En 2012, j’ai eu besoin de la présence de l’auditeur car le home studio a ses limites en terme de chaleur humaine.
Donc, dans la cuisine d’un ami, devant six personnes, j’ai dit au micro un texte un peu raide, intitulé Digitaline. À la fin de la lecture, une dame m’a demandé si c’était compliqué de se raconter comme ça, devant les autres. La question m’a complètement désarçonné car ce que je venais de lire était une fiction, à la première personne, mais une fiction. Cette dame a pensé que je lui parlais de moi. Alors je lui ai répondu qu’effectivement, ce n’était pas facile de se livrer de la sorte, mais que le micro m’aidait à parler. À partir de là, j’ai réfléchi à d’autres pièces pour le live, et c’est ainsi que sont nées Routines, Les Déconnectés (avec Perle Palombe), Soli Solo.

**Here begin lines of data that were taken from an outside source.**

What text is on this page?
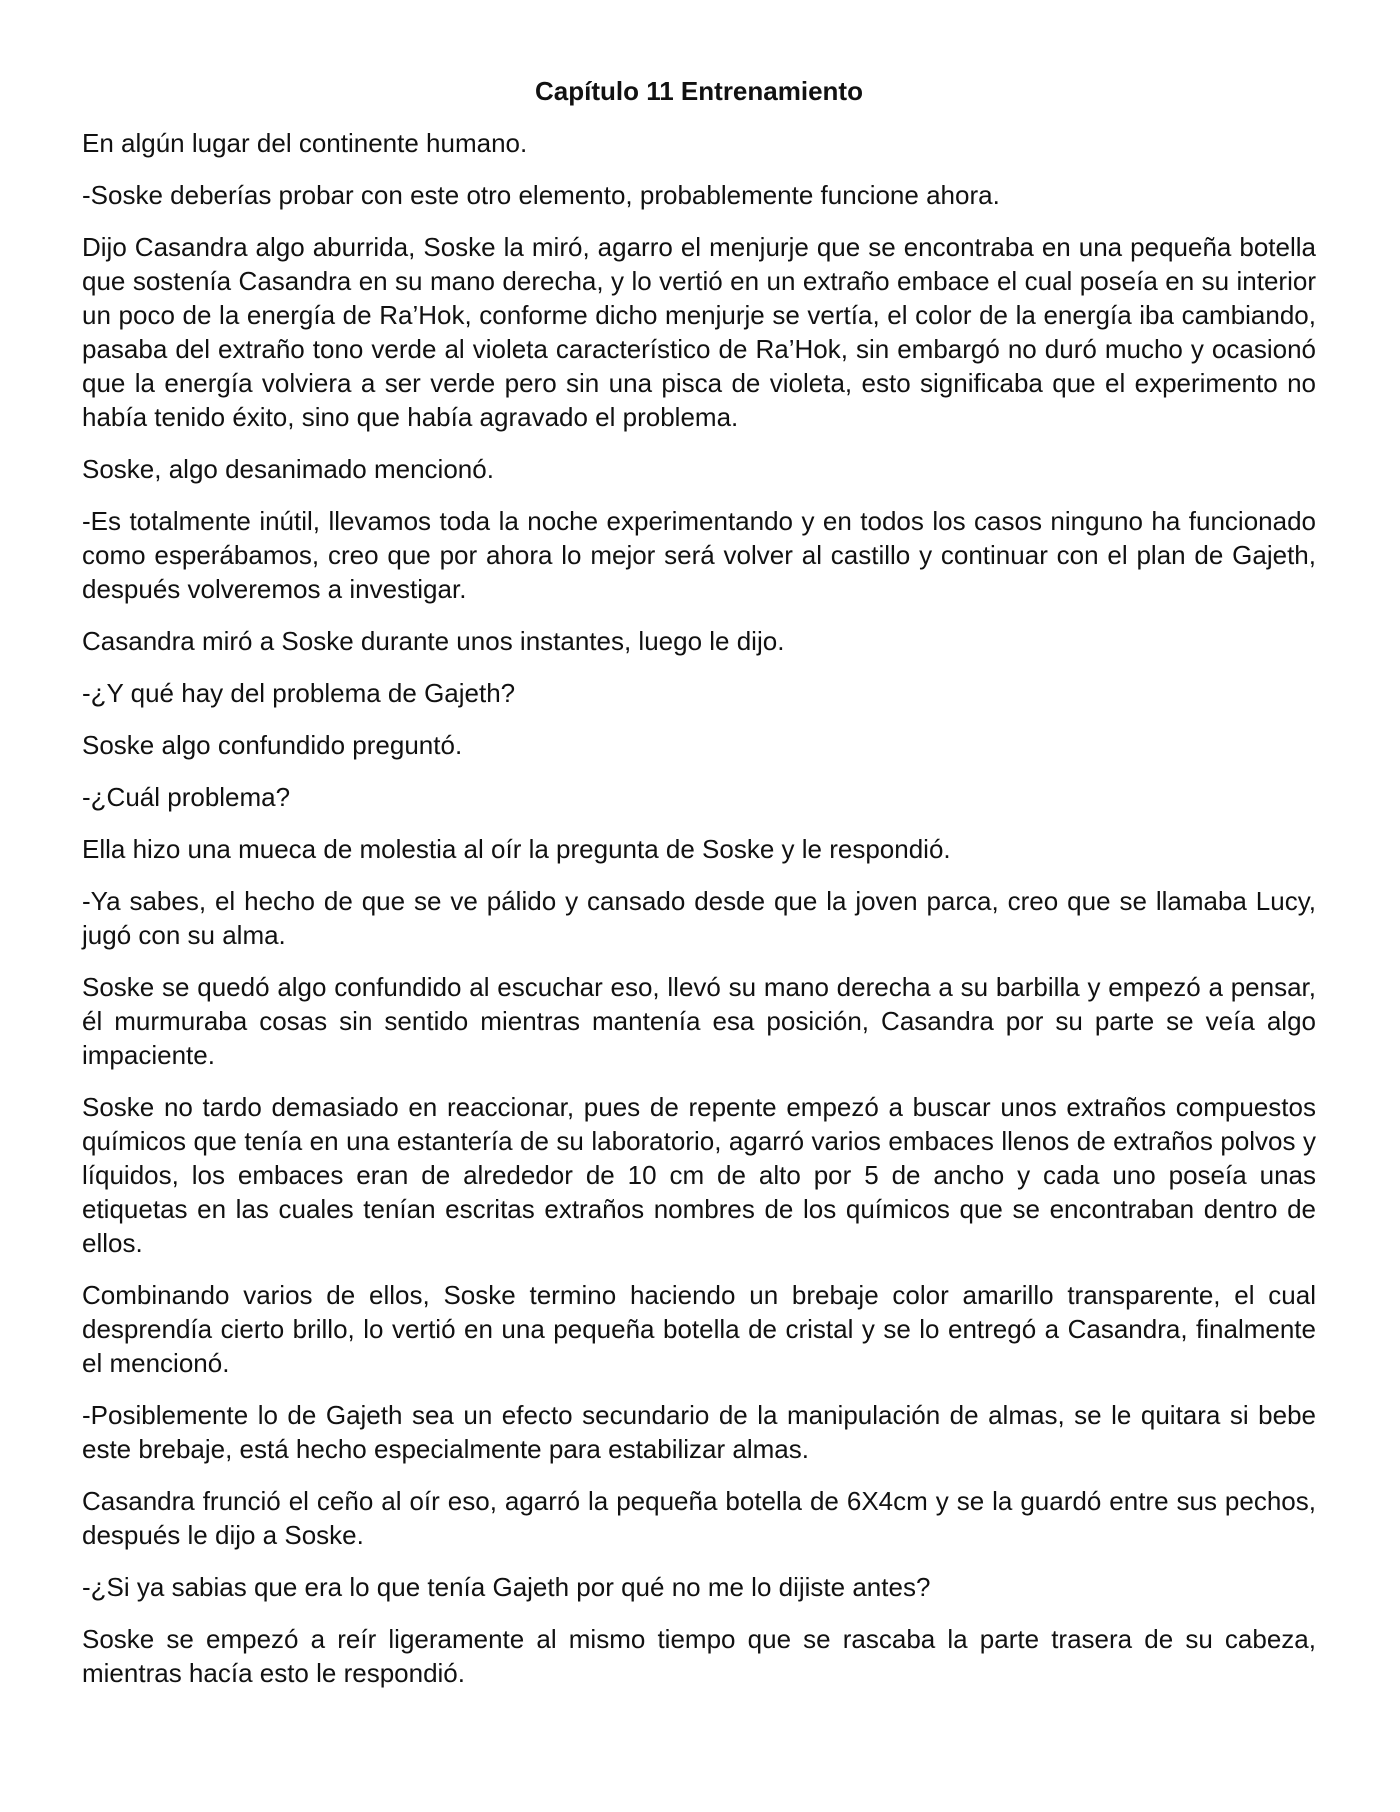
Capítulo 11 Entrenamiento

En algún lugar del continente humano.

-Soske deberías probar con este otro elemento, probablemente funcione ahora.

Dijo Casandra algo aburrida, Soske la miró, agarro el menjurje que se encontraba en una pequeña botella que sostenía Casandra en su mano derecha, y lo vertió en un extraño embace el cual poseía en su interior un poco de la energía de Ra’Hok, conforme dicho menjurje se vertía, el color de la energía iba cambiando, pasaba del extraño tono verde al violeta característico de Ra’Hok, sin embargó no duró mucho y ocasionó que la energía volviera a ser verde pero sin una pisca de violeta, esto significaba que el experimento no había tenido éxito, sino que había agravado el problema.

Soske, algo desanimado mencionó.

-Es totalmente inútil, llevamos toda la noche experimentando y en todos los casos ninguno ha funcionado como esperábamos, creo que por ahora lo mejor será volver al castillo y continuar con el plan de Gajeth, después volveremos a investigar.

Casandra miró a Soske durante unos instantes, luego le dijo.

-¿Y qué hay del problema de Gajeth?

Soske algo confundido preguntó.

-¿Cuál problema?

Ella hizo una mueca de molestia al oír la pregunta de Soske y le respondió.

-Ya sabes, el hecho de que se ve pálido y cansado desde que la joven parca, creo que se llamaba Lucy, jugó con su alma.

Soske se quedó algo confundido al escuchar eso, llevó su mano derecha a su barbilla y empezó a pensar, él murmuraba cosas sin sentido mientras mantenía esa posición, Casandra por su parte se veía algo impaciente.

Soske no tardo demasiado en reaccionar, pues de repente empezó a buscar unos extraños compuestos químicos que tenía en una estantería de su laboratorio, agarró varios embaces llenos de extraños polvos y líquidos, los embaces eran de alrededor de 10 cm de alto por 5 de ancho y cada uno poseía unas etiquetas en las cuales tenían escritas extraños nombres de los químicos que se encontraban dentro de ellos.

Combinando varios de ellos, Soske termino haciendo un brebaje color amarillo transparente, el cual desprendía cierto brillo, lo vertió en una pequeña botella de cristal y se lo entregó a Casandra, finalmente el mencionó.

-Posiblemente lo de Gajeth sea un efecto secundario de la manipulación de almas, se le quitara si bebe este brebaje, está hecho especialmente para estabilizar almas.

Casandra frunció el ceño al oír eso, agarró la pequeña botella de 6X4cm y se la guardó entre sus pechos, después le dijo a Soske.

-¿Si ya sabias que era lo que tenía Gajeth por qué no me lo dijiste antes?

Soske se empezó a reír ligeramente al mismo tiempo que se rascaba la parte trasera de su cabeza, mientras hacía esto le respondió.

Voix grave, extrait de la pièce pour la scène Routines, 2012 (vidéos / audio)
Qu’est-ce qui se joue, pour toi, dans ces dispositifs où tu mets le public dans une situation de proximité auditive très crue avec tes histoires ?
Je veux tout à la fois donner à entendre de la matière sonore et de la pensée en train de se dire.
J’affectionne particulièrement la diffusion en multi points à faible puissance. Il me semble que cela engage l’auditeur dans une écoute très attentive et délicate. Même si j’adore la stéréo, je suis convaincu que tout est à faire avec 4, 6 ou 8 (petits) haut-parleurs contrôlés en temps réel pour une jauge de 10 à 20 personnes. J’aimerais pouvoir faire ça tout le temps, partout, comme si de rien n’était, pour de vrai.
Pour continuer :
- L’image sonore, le site de Daniel Martin-Borret
- S’il arrive (ce qui arrive), projet de Dominique Balaÿ avec Daniel Martin-Borret
- Sur Syntone, lire aussi la chronique par Pascal Mouneyres de Maman, ma mie et moi, un feuilleton de Daniel Martin-Borret pour le site web de Libération en 2010
- Daniel Martin-Borret est le premier auteur invité de nos Carnets papier, avec un texte inédit : abonnez-vous !
Merci DMB pour ce que tu apportes et ce que tu es, on avance D
I’m proud of you old boy!
Carole
DMB ou la classe absolue!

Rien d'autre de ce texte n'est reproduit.